For a further evaluation through the user, the percentage of sequences in the alignment to which to primer fits perfectly is provided (plus the percentage of "valid" sequences in brackets, i.e., those sequences that don't have ???? in the respective region). Since the primary purpose of SeqState is to provide a reliable suggestion for well-working sequencing primers able to fill gaps of missing data, the matching of the primer to as many other sequences as possible is no priority during sorting of the best primers. However, if the primer should be used for more than only one taxon, the should decide to synthesize the primer with the highest fit percentage out of the 10 suggested.

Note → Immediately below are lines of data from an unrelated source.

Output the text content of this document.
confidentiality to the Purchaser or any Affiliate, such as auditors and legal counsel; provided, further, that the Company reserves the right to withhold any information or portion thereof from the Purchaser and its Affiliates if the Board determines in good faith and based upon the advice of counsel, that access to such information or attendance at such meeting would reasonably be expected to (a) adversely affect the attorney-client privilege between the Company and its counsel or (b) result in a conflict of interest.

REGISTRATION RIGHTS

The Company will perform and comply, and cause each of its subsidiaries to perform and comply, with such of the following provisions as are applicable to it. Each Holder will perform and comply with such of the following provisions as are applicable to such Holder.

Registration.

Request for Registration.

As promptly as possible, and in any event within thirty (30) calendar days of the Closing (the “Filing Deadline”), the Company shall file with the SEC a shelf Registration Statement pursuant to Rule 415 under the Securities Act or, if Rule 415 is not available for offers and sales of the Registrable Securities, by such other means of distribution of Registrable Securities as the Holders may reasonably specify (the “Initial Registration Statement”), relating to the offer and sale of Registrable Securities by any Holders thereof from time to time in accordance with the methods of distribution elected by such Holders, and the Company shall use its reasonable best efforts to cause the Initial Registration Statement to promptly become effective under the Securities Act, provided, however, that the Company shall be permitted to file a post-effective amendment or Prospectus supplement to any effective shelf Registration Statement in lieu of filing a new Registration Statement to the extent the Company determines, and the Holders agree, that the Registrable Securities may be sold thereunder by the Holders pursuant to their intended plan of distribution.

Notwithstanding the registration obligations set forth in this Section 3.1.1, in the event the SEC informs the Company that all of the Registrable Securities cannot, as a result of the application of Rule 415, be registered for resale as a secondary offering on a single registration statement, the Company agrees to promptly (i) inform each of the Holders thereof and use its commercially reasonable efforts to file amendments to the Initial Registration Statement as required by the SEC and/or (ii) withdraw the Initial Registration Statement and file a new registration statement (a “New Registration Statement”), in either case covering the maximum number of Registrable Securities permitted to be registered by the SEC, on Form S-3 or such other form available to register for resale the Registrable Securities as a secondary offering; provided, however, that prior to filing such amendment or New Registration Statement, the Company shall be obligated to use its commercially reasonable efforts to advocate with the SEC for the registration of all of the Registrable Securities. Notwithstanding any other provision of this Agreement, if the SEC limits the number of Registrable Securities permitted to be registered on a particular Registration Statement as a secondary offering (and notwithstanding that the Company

Note: F primers are evaluated first (sequence upstream of the gap), R primers later, and added to a list. Therefore, F primers come first in a list of primers of identical quality (according to the above sorting criteria). If more than 10 primers are found, this would be unsatisfactory, since there is no reason why F primers should be privileged. Therefore, the list is shuffled prior to sorting, guaranteeing a more homogeneous distribution of F and R primers. This, however, introduces a certain level of randomness into the procedure, and explains why the lists provided by SeqState may sometimes not be completely identical in two subsequent analyses with identical settings and input files. Still, the 10 primers suggested are the best; there may be equally good other primers that are not output, and what is included into the top 10 therefore might vary. Since you won't synthesize them all, anyway, but should have enough suggestions to choose from, I considered this randomness to be of no significance for the purpose of the program. Advanced features that allow you to navigate through ALL primers found and extend the distance from the gap are currently implemented, and so is a refined scoring procedure for the primers.
Tm is estimated according to the formula Tm=69.3+0.41*GC[%]-650/primer_length.